See pkg/apigen/README.md for comprehensive documentation on:
- Features: Automatic method discovery, type analysis, doc comment integration
- Usage: Library functions and CLI tool for code generation
- Output Formats: Traditional JSON and new map-based formats
- Integration: Using with
go generate and embedding in your applications
Quick Example
# Generate map format (recommended for individual method access)
go run github.com/pangobit/agent-sdk/cmd/apigen \
-package=./pkg/handlers \
-prefix=Handle \
-out=api_gen.go \
-const=APIDefinitions \
-map
See examples/apigen_demo/ for a demonstration of both output formats.
Start your server
server.ListenAndServe(":8080")
Configuring your server
The library provides a composable API that leans on the options pattern rather than configuration structs.
To function as intended, the server requires that you provide a Transport layer, a Tool Registry, and a Method Executor.

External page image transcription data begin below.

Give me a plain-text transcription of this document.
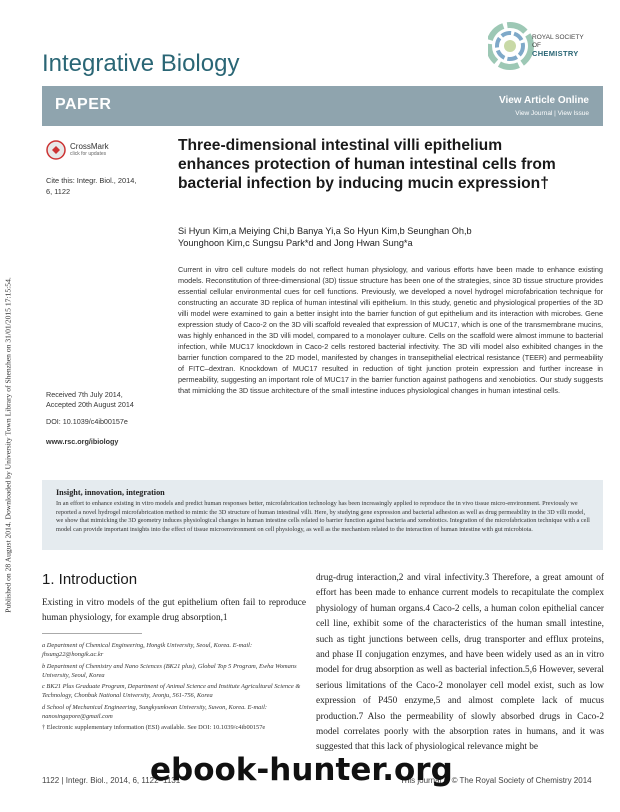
Published on 28 August 2014. Downloaded by University Town Library of Shenzhen on 31/01/2015 17:15:54.
Integrative Biology
ROYAL SOCIETY
OF
CHEMISTRY
PAPER	View Article Online
View Journal | View Issue
CrossMark
click for updates
Cite this: Integr. Biol., 2014,
6, 1122
Three-dimensional intestinal villi epithelium enhances protection of human intestinal cells from bacterial infection by inducing mucin expression†
Si Hyun Kim,a Meiying Chi,b Banya Yi,a So Hyun Kim,b Seunghan Oh,b
Younghoon Kim,c Sungsu Park*d and Jong Hwan Sung*a
Current in vitro cell culture models do not reflect human physiology, and various efforts have been made to enhance existing models. Reconstitution of three-dimensional (3D) tissue structure has been one of the strategies, since 3D tissue structure provides essential cellular environmental cues for cell functions. Previously, we developed a novel hydrogel microfabrication technique for constructing an accurate 3D replica of human intestinal villi epithelium. In this study, genetic and physiological properties of the 3D villi model were examined to gain a better insight into the barrier function of gut epithelium and its interaction with microbes. Gene expression study of Caco-2 on the 3D villi scaffold revealed that expression of MUC17, which is one of the transmembrane mucins, was highly enhanced in the 3D villi model, compared to a monolayer culture. Cells on the scaffold were almost immune to bacterial infection, while MUC17 knockdown in Caco-2 cells restored bacterial infectivity. The 3D villi model also exhibited changes in the barrier function compared to the 2D model, manifested by changes in transepithelial electrical resistance (TEER) and permeability of FITC–dextran. Knockdown of MUC17 resulted in reduction of tight junction protein expression and further increase in permeability, suggesting an important role of MUC17 in the barrier function against pathogens and xenobiotics. Our study suggests that mimicking the 3D tissue architecture of the small intestine induces physiological changes in human intestinal cells.
Received 7th July 2014,
Accepted 20th August 2014
DOI: 10.1039/c4ib00157e
www.rsc.org/ibiology
Insight, innovation, integration
In an effort to enhance existing in vitro models and predict human responses better, microfabrication technology has been increasingly applied to reproduce the in vivo tissue micro-environment. Previously we reported a novel hydrogel microfabrication method to mimic the 3D structure of human intestinal villi. Here, by studying gene expression and bacterial adhesion as well as drug permeability in the 3D villi model, we show that mimicking the 3D geometry induces physiological changes in human intestine cells related to barrier function against bacteria and xenobiotics. Integration of the microfabrication technique with a cell model can provide important insights into the effect of tissue microenvironment on cell physiology, as well as the mechanism related to the interaction of human intestine with gut microbiota.
1. Introduction
Existing in vitro models of the gut epithelium often fail to reproduce human physiology, for example drug absorption,1
drug-drug interaction,2 and viral infectivity.3 Therefore, a great amount of effort has been made to enhance current models to recapitulate the complex physiology of human organs.4 Caco-2 cells, a human colon epithelial cancer cell line, exhibit some of the characteristics of the human small intestine, such as tight junctions between cells, drug transporter and efflux proteins, and phase II conjugation enzymes, and have been widely used as an in vitro model for drug absorption as well as bacterial infection.5,6 However, several serious limitations of the Caco-2 monolayer cell model exist, such as low expression of P450 enzyme,5 and almost complete lack of mucus production.7 Also the permeability of slowly absorbed drugs in Caco-2 model correlates poorly with the absorption rates in humans, and it was suggested that this lack of physiological relevance might be

a Department of Chemical Engineering, Hongik University, Seoul, Korea. E-mail: jhsung22@hongik.ac.kr

b Department of Chemistry and Nano Sciences (BK21 plus), Global Top 5 Program, Ewha Womans University, Seoul, Korea

c BK21 Plus Graduate Program, Department of Animal Science and Institute Agricultural Science & Technology, Chonbuk National University, Jeonju, 561-756, Korea

d School of Mechanical Engineering, Sungkyunkwan University, Suwon, Korea. E-mail: nanosingapore@gmail.com

† Electronic supplementary information (ESI) available. See DOI: 10.1039/c4ib00157e

1122 | Integr. Biol., 2014, 6, 1122–1131	This journal is © The Royal Society of Chemistry 2014
ebook-hunter.org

The composition done for you in the agentsdk.NewDefaultServer() function illustrates how this composition approach works.
e.g.:
// Create HTTP transport with tool handler and method handler
httpOpts := []http.HTTPTransportOpts{
http.WithPath("/agents/api/v1/"),
http.WithReadDeadline(10 * time.Second),
http.WithWriteDeadline(10 * time.Second),
http.WithToolHandler(toolService.ToolDiscoveryHandler()),
http.WithMethodHandler(methodHandler),
}
httpTransport := http.NewHTTPTransport(httpOpts...)
// Create server with HTTP transport, tool registry, and method executor
serverOpts := []server.ServerOpts{
server.WithTransport(httpTransport),
server.WithToolRegistry(toolService),
server.WithMethodExecutor(methodExecutor),
}
return server.NewServer(serverOpts...)
It is possible to provide your own options methods, or you can use the provided ones in the library. For example, passing http.WithPath option to the http.Transport constructor will allow you to override the default base path where the agent sdk endpoints are mounted.
Contributing
This repo is provided under the MIT license, as a source-available repository. Meaning that, at this time, we're not accepting contributions, so we can't truly call it "open source". That does not mean we will never consider accepting contributions, but it's a question of time and resources.